The Chinese did indeed start a crackdown on opium trade after this, including sending troops to seize warehouses full of it. This action sparked off the first Opium War with Britian, and kicking off the so-called Chinese “Century of Humiliation”.
...aeons ago, mixing up cue and queue would have been considered an eggcorn. [0] Nowadays, however, "queue" is perfectly cromulent to use in this idiom: the first Opium War has been added to the end of the playlist, and will soon commence.
However, I think I'll chalk my use of "queue" rather than "cue" to it being 1 AM when I wrote the comment. :)
Whether that state was totally nice or democratic or "Chinese" or whatever value you cherish, is besides the point. It does not legitimize any of what GB did during either Opium War, and therefore I disagree that it's "important to stress".
“n the leafy town of Taiyu, Shanxi, an inland Chinese province southwest of Beijing, the district magistrate Chen Lihe had a stele put up for public display. The date was 1817 and, four years earlier, the emperor had issued a raft of regulations against opium, including severe punishments for handling, selling or consuming it. The stele read: Opium is produced beyond the seas, but its poison flows into China. Those who buy it and consume it break their families, harm their own lives, and violate the law. Treachery, licentiousness, robbery, and brigandage all arise from it. Both the young and vigorous and the old and weak die from it. Wealthy and luxurious houses are impoverished by it. Brave and bright sons and younger brothers are made stupid and unfilial by it. People who dwell in peace in their houses well stocked with delicacies feel the heavy blows of the bamboo and the weight of the cangue because of it; they also suffer strangulation, exile, and banishment at the hands of the law because of it. As for its injurious effect on custom, opium destroys the five natural relationships, and its harmful effect on individual character is even more unspeakable."
But deploying Royal Navy to acquire foreign territory for trade is the "war".

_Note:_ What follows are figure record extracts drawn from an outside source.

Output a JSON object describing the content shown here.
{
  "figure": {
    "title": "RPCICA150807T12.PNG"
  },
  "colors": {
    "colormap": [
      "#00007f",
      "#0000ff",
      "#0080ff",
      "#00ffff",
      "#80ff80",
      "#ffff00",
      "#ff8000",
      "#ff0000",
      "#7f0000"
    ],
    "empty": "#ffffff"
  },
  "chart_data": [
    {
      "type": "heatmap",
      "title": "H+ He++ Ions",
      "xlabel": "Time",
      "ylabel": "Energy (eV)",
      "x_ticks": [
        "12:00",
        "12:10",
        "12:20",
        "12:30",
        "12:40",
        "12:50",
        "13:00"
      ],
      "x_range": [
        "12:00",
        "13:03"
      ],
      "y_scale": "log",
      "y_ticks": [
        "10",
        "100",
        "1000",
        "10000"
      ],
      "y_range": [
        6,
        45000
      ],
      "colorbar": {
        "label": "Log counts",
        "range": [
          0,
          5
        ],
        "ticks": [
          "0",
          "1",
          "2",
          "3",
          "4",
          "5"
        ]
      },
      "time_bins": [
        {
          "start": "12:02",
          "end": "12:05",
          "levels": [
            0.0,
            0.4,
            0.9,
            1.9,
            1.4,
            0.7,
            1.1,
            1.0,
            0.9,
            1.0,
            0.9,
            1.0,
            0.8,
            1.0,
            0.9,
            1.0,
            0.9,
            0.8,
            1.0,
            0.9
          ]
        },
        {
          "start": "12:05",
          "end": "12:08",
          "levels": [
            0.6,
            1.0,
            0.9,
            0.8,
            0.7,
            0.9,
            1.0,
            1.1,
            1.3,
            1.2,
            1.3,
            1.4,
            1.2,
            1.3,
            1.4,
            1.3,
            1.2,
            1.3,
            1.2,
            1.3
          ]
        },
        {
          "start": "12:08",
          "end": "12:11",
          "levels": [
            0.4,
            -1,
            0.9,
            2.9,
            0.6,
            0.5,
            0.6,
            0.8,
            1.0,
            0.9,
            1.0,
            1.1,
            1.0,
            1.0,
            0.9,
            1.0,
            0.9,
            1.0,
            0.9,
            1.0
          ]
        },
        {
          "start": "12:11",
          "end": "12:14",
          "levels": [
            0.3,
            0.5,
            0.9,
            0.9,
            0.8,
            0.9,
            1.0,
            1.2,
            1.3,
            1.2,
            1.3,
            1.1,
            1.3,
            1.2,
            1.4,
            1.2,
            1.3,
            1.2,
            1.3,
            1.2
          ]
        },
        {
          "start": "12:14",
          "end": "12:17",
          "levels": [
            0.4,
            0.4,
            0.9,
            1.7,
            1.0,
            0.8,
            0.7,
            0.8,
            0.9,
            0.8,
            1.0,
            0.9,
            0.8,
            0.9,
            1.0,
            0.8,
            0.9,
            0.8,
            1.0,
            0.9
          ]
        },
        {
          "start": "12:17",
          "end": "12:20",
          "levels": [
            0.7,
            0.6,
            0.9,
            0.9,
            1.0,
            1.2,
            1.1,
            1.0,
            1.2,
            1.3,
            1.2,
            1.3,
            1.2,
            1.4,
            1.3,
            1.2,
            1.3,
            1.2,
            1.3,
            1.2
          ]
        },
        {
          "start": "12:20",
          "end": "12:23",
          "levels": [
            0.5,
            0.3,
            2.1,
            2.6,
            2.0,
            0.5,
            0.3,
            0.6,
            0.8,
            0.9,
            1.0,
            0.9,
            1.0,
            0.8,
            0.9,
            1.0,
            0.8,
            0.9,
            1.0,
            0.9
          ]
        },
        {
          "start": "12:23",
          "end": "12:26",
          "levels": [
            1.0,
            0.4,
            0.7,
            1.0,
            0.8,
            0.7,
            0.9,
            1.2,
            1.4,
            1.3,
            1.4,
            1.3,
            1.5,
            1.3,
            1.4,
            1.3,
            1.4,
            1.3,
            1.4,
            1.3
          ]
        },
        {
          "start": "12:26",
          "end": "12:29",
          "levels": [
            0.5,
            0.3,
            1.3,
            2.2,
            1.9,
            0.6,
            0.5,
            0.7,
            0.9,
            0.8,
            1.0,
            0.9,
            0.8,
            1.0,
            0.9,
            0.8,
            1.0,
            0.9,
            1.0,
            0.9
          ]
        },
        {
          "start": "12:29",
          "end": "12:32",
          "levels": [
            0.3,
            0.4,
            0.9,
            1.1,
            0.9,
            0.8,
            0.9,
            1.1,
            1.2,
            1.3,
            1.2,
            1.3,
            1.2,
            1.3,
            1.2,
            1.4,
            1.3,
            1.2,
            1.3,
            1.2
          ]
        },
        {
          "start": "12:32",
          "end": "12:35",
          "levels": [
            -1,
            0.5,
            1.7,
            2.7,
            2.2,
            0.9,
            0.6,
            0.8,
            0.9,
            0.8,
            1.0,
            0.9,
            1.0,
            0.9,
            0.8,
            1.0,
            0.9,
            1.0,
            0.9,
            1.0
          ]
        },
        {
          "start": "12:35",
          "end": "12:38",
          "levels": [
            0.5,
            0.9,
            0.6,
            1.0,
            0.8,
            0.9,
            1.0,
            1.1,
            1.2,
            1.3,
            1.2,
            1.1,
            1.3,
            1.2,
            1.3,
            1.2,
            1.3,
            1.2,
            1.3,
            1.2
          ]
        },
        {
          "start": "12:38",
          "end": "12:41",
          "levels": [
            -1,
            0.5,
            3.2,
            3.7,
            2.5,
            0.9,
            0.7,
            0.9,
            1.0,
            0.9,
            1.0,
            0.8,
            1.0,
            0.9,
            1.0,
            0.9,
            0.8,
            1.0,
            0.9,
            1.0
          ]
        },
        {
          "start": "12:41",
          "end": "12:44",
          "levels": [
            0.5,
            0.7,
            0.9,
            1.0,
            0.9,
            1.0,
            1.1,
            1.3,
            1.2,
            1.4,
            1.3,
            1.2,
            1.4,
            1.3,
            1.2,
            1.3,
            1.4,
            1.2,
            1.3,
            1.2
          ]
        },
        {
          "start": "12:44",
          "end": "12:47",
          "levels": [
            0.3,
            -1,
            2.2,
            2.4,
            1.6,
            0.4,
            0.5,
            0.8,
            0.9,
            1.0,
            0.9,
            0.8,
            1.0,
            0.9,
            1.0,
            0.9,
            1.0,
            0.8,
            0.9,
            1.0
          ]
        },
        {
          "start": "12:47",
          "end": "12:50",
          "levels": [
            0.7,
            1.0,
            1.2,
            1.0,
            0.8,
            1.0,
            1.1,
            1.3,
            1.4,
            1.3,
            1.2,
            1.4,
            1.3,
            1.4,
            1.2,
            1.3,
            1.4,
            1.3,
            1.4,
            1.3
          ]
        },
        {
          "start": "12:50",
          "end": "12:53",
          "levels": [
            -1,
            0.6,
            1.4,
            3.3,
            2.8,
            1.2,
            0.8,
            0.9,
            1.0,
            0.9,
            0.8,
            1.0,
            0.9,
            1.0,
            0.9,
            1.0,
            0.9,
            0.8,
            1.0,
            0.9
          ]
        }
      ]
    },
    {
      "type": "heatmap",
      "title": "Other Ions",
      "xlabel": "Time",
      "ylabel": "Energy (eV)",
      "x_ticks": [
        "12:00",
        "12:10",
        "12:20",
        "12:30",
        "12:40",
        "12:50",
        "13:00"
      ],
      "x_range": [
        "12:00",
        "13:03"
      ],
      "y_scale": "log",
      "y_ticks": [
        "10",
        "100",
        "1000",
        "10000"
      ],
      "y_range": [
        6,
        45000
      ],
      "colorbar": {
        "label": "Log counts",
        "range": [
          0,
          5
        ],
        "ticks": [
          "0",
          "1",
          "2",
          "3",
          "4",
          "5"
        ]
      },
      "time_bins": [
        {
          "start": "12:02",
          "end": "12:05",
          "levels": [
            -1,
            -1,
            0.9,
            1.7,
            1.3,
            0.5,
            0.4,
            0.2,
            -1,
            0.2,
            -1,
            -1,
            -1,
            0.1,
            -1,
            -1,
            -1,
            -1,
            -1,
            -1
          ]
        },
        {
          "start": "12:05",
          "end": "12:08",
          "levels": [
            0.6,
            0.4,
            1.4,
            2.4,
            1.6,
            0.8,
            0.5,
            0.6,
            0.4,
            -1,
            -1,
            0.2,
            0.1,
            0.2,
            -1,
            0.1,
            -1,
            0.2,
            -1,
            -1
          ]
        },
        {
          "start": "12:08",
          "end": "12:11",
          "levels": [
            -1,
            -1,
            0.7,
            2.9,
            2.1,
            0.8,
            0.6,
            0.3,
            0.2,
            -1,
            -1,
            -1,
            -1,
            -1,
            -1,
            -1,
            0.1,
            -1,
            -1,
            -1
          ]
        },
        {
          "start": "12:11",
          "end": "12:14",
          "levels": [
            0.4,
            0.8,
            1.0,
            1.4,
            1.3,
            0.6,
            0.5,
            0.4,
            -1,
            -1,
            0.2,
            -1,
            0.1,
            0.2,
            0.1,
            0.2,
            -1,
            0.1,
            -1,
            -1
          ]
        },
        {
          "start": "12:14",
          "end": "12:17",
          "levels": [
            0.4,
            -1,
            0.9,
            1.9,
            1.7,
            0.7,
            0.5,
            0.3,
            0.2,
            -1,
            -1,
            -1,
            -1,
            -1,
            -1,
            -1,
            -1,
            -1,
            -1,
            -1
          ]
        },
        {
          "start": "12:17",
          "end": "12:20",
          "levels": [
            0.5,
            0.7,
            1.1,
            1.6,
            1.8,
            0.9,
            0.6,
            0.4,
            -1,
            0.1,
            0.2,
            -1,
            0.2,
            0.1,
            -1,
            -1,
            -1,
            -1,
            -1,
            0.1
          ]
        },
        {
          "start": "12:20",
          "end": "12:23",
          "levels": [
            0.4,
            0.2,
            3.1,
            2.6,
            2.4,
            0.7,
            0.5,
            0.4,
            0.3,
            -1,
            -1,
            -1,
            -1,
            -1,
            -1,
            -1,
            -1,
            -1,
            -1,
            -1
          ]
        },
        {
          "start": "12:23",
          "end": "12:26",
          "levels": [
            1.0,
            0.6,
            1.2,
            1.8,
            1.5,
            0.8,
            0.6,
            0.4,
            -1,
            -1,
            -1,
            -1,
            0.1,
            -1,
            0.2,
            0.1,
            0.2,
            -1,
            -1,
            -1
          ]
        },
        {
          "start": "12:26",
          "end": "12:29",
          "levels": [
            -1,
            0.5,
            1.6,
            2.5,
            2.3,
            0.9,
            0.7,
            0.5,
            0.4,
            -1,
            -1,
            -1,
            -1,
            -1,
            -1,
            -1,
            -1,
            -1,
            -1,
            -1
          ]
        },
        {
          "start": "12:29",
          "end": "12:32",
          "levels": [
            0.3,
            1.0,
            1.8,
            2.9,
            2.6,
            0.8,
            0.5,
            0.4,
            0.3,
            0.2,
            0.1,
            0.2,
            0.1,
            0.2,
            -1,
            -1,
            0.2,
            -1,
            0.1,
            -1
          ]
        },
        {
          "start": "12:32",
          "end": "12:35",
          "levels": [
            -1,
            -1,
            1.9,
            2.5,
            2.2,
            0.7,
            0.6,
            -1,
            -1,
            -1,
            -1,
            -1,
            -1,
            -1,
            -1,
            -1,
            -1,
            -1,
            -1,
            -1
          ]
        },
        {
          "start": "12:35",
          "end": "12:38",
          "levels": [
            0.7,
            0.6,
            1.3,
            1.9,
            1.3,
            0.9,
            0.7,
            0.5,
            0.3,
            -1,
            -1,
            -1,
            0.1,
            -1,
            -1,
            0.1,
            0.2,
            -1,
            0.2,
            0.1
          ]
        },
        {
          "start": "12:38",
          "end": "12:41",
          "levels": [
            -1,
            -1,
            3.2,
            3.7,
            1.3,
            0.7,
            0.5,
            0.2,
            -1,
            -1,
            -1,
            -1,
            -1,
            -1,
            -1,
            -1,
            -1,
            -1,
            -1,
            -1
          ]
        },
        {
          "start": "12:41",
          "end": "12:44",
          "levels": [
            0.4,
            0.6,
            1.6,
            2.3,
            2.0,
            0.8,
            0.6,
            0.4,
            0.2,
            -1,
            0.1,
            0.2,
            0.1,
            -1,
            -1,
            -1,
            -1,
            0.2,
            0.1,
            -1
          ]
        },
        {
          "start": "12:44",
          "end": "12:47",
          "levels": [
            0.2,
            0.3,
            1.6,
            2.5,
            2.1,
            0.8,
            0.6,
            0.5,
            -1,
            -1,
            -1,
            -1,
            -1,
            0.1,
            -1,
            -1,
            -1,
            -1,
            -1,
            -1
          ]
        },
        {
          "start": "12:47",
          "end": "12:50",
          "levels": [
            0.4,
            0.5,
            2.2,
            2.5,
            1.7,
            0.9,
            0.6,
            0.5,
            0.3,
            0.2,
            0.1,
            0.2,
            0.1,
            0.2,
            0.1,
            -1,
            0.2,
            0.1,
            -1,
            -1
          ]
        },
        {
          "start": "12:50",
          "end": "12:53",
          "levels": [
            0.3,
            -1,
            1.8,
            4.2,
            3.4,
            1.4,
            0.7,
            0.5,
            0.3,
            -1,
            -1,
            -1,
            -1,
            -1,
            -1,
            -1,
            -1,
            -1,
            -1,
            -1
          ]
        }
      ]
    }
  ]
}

Singapore executes disabled Malaysian convicted in drug case https://www.npr.org/2022/04/27/1094965375/singapore-executes...
I'm curious where the idea that rhubarb was a major dependency came from. Or indeed the idea that it was a Chinese monopoly; it was grown in Europe in this era.

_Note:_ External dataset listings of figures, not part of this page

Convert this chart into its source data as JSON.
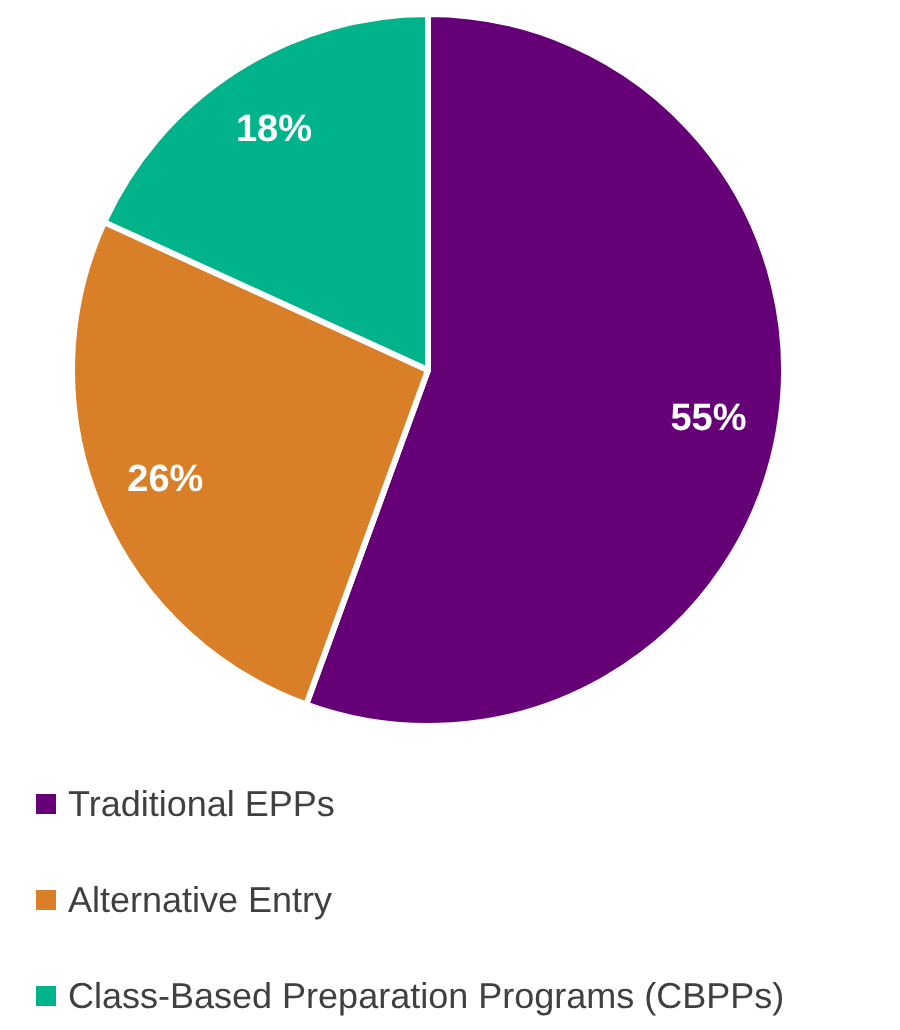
{
  "chart_data": {
    "type": "pie",
    "categories": [
      "Traditional EPPs",
      "Alternative Entry",
      "Class-Based Preparation Programs (CBPPs)"
    ],
    "values": [
      55,
      26,
      18
    ],
    "colors": [
      "#660077",
      "#d97f28",
      "#00b38a"
    ],
    "value_labels": [
      "55%",
      "26%",
      "18%"
    ],
    "legend": "bottom"
  }
}
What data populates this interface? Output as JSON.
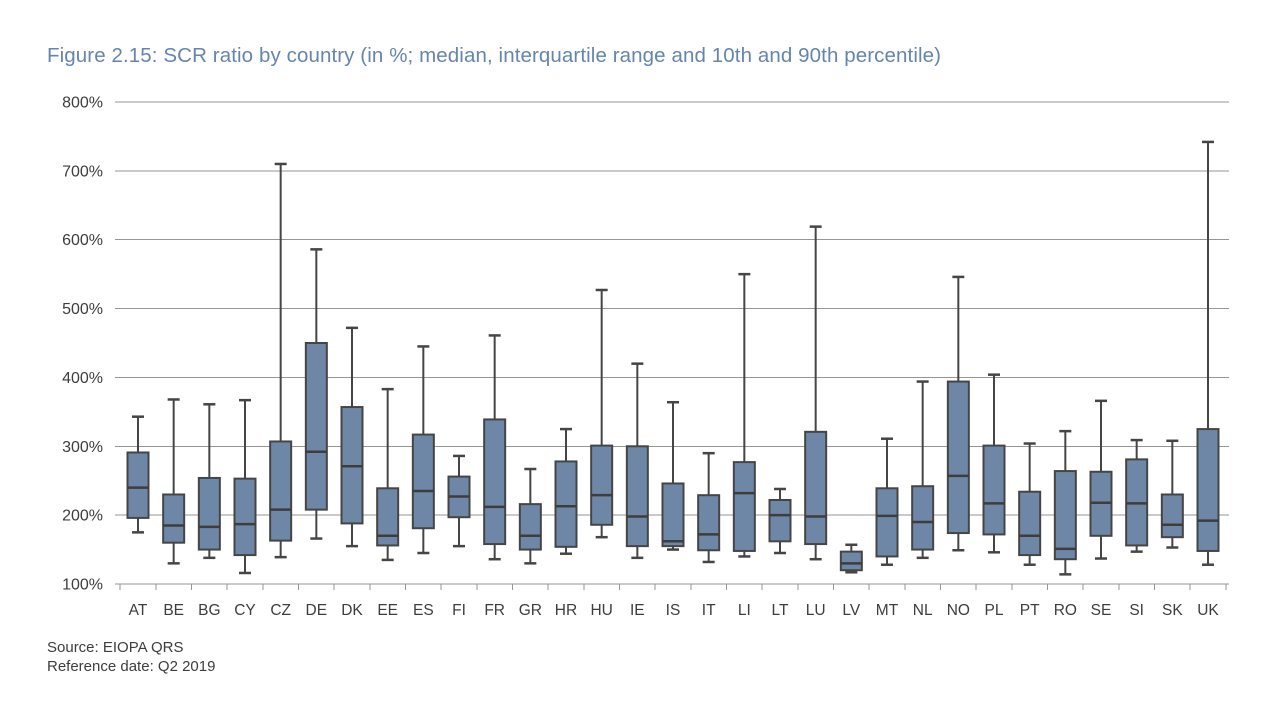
{
  "figure": {
    "title": "Figure 2.15: SCR ratio by country (in %; median, interquartile range and 10th and 90th percentile)",
    "source_line": "Source: EIOPA QRS",
    "reference_line": "Reference date: Q2 2019"
  },
  "colors": {
    "title": "#6486ad",
    "box_fill": "#6e87a7",
    "box_stroke": "#454545",
    "median_stroke": "#3d3d3d",
    "whisker_stroke": "#454545",
    "gridline": "#969696",
    "axis": "#969696",
    "tick_label": "#3d3d3d"
  },
  "chart_data": {
    "type": "boxplot",
    "title": "Figure 2.15: SCR ratio by country (in %; median, interquartile range and 10th and 90th percentile)",
    "xlabel": "",
    "ylabel": "",
    "unit": "%",
    "ylim": [
      100,
      800
    ],
    "y_tick_step": 100,
    "y_tick_labels": [
      "100%",
      "200%",
      "300%",
      "400%",
      "500%",
      "600%",
      "700%",
      "800%"
    ],
    "grid": "horizontal",
    "legend": "none",
    "whisker_definition": "10th and 90th percentile",
    "box_definition": "interquartile range with median",
    "categories": [
      "AT",
      "BE",
      "BG",
      "CY",
      "CZ",
      "DE",
      "DK",
      "EE",
      "ES",
      "FI",
      "FR",
      "GR",
      "HR",
      "HU",
      "IE",
      "IS",
      "IT",
      "LI",
      "LT",
      "LU",
      "LV",
      "MT",
      "NL",
      "NO",
      "PL",
      "PT",
      "RO",
      "SE",
      "SI",
      "SK",
      "UK"
    ],
    "values": [
      {
        "country": "AT",
        "p10": 175,
        "q1": 196,
        "median": 240,
        "q3": 291,
        "p90": 343
      },
      {
        "country": "BE",
        "p10": 130,
        "q1": 160,
        "median": 185,
        "q3": 230,
        "p90": 368
      },
      {
        "country": "BG",
        "p10": 138,
        "q1": 150,
        "median": 183,
        "q3": 254,
        "p90": 361
      },
      {
        "country": "CY",
        "p10": 116,
        "q1": 142,
        "median": 187,
        "q3": 253,
        "p90": 367
      },
      {
        "country": "CZ",
        "p10": 139,
        "q1": 163,
        "median": 208,
        "q3": 307,
        "p90": 710
      },
      {
        "country": "DE",
        "p10": 166,
        "q1": 208,
        "median": 292,
        "q3": 450,
        "p90": 586
      },
      {
        "country": "DK",
        "p10": 155,
        "q1": 188,
        "median": 271,
        "q3": 357,
        "p90": 472
      },
      {
        "country": "EE",
        "p10": 135,
        "q1": 156,
        "median": 170,
        "q3": 239,
        "p90": 383
      },
      {
        "country": "ES",
        "p10": 145,
        "q1": 181,
        "median": 235,
        "q3": 317,
        "p90": 445
      },
      {
        "country": "FI",
        "p10": 155,
        "q1": 197,
        "median": 227,
        "q3": 256,
        "p90": 286
      },
      {
        "country": "FR",
        "p10": 136,
        "q1": 158,
        "median": 212,
        "q3": 339,
        "p90": 461
      },
      {
        "country": "GR",
        "p10": 130,
        "q1": 150,
        "median": 170,
        "q3": 216,
        "p90": 267
      },
      {
        "country": "HR",
        "p10": 144,
        "q1": 154,
        "median": 213,
        "q3": 278,
        "p90": 325
      },
      {
        "country": "HU",
        "p10": 168,
        "q1": 186,
        "median": 229,
        "q3": 301,
        "p90": 527
      },
      {
        "country": "IE",
        "p10": 138,
        "q1": 155,
        "median": 198,
        "q3": 300,
        "p90": 420
      },
      {
        "country": "IS",
        "p10": 150,
        "q1": 155,
        "median": 162,
        "q3": 246,
        "p90": 364
      },
      {
        "country": "IT",
        "p10": 132,
        "q1": 149,
        "median": 172,
        "q3": 229,
        "p90": 290
      },
      {
        "country": "LI",
        "p10": 140,
        "q1": 148,
        "median": 232,
        "q3": 277,
        "p90": 550
      },
      {
        "country": "LT",
        "p10": 145,
        "q1": 162,
        "median": 200,
        "q3": 222,
        "p90": 238
      },
      {
        "country": "LU",
        "p10": 136,
        "q1": 158,
        "median": 198,
        "q3": 321,
        "p90": 619
      },
      {
        "country": "LV",
        "p10": 117,
        "q1": 120,
        "median": 130,
        "q3": 147,
        "p90": 157
      },
      {
        "country": "MT",
        "p10": 128,
        "q1": 140,
        "median": 199,
        "q3": 239,
        "p90": 311
      },
      {
        "country": "NL",
        "p10": 138,
        "q1": 150,
        "median": 190,
        "q3": 242,
        "p90": 394
      },
      {
        "country": "NO",
        "p10": 149,
        "q1": 174,
        "median": 257,
        "q3": 394,
        "p90": 546
      },
      {
        "country": "PL",
        "p10": 146,
        "q1": 172,
        "median": 217,
        "q3": 301,
        "p90": 404
      },
      {
        "country": "PT",
        "p10": 128,
        "q1": 142,
        "median": 170,
        "q3": 234,
        "p90": 304
      },
      {
        "country": "RO",
        "p10": 114,
        "q1": 136,
        "median": 151,
        "q3": 264,
        "p90": 322
      },
      {
        "country": "SE",
        "p10": 137,
        "q1": 170,
        "median": 218,
        "q3": 263,
        "p90": 366
      },
      {
        "country": "SI",
        "p10": 147,
        "q1": 156,
        "median": 217,
        "q3": 281,
        "p90": 309
      },
      {
        "country": "SK",
        "p10": 153,
        "q1": 168,
        "median": 186,
        "q3": 230,
        "p90": 308
      },
      {
        "country": "UK",
        "p10": 128,
        "q1": 148,
        "median": 192,
        "q3": 325,
        "p90": 742
      }
    ]
  }
}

https://www.historic-uk.com/HistoryUK/HistoryofBritain/First...
China solved their drug problem. Ours is spinning out of control.
For comparison: There were 3,449 gun related deaths reported in the same year: https://www.cdc.gov/nchs/pressroom/sosmap/firearm_mortality/...
* edited to clarify that gun deaths were from all cause, not just homicide
Just like modern China (and Mexico) should be considered deeply responsible for the current massive opioid crisis in the United States: 1. https://www.dea.gov/sites/default/files/2020-03/DEA_GOV_DIR-... 2. https://www.science.org/content/article/underground-labs-chi... 3. https://www.npr.org/2020/11/17/916890880/we-are-shipping-to-... 4. https://www.brookings.edu/research/china-and-synthetic-drugs...
And the other way round: For sure, Opium was imported to England. Why didn't it become a problem?
Opium was produced around Calcutta(Kolkata). Shipping it to China was cheap, shipping it to the UK was expensive. Only the wealthy British could afford opium, and they used a ton of it. See https://en.wikipedia.org/wiki/Confessions_of_an_English_Opiu...
The drugs that China exports to the US aren't legal to be sold in China, but are legal (for them) to export to other countries.
Opium was produced in British India, not China, for the most part.
10X the population, you'll see anything worked before becomes useless.
So one problem in UK is nusaise, in China would be catastrophe.
Just because Opium is not a problem in UK, doesn't mean that it would be a problem in China.
Also, liberal voting politics works in the West, could be a disaster in the majority of the world today outside of the West.
is it China and Mexico who are behind the narrative that the war on drugs is immoral and unnecessary and that we'd better just legalize everything?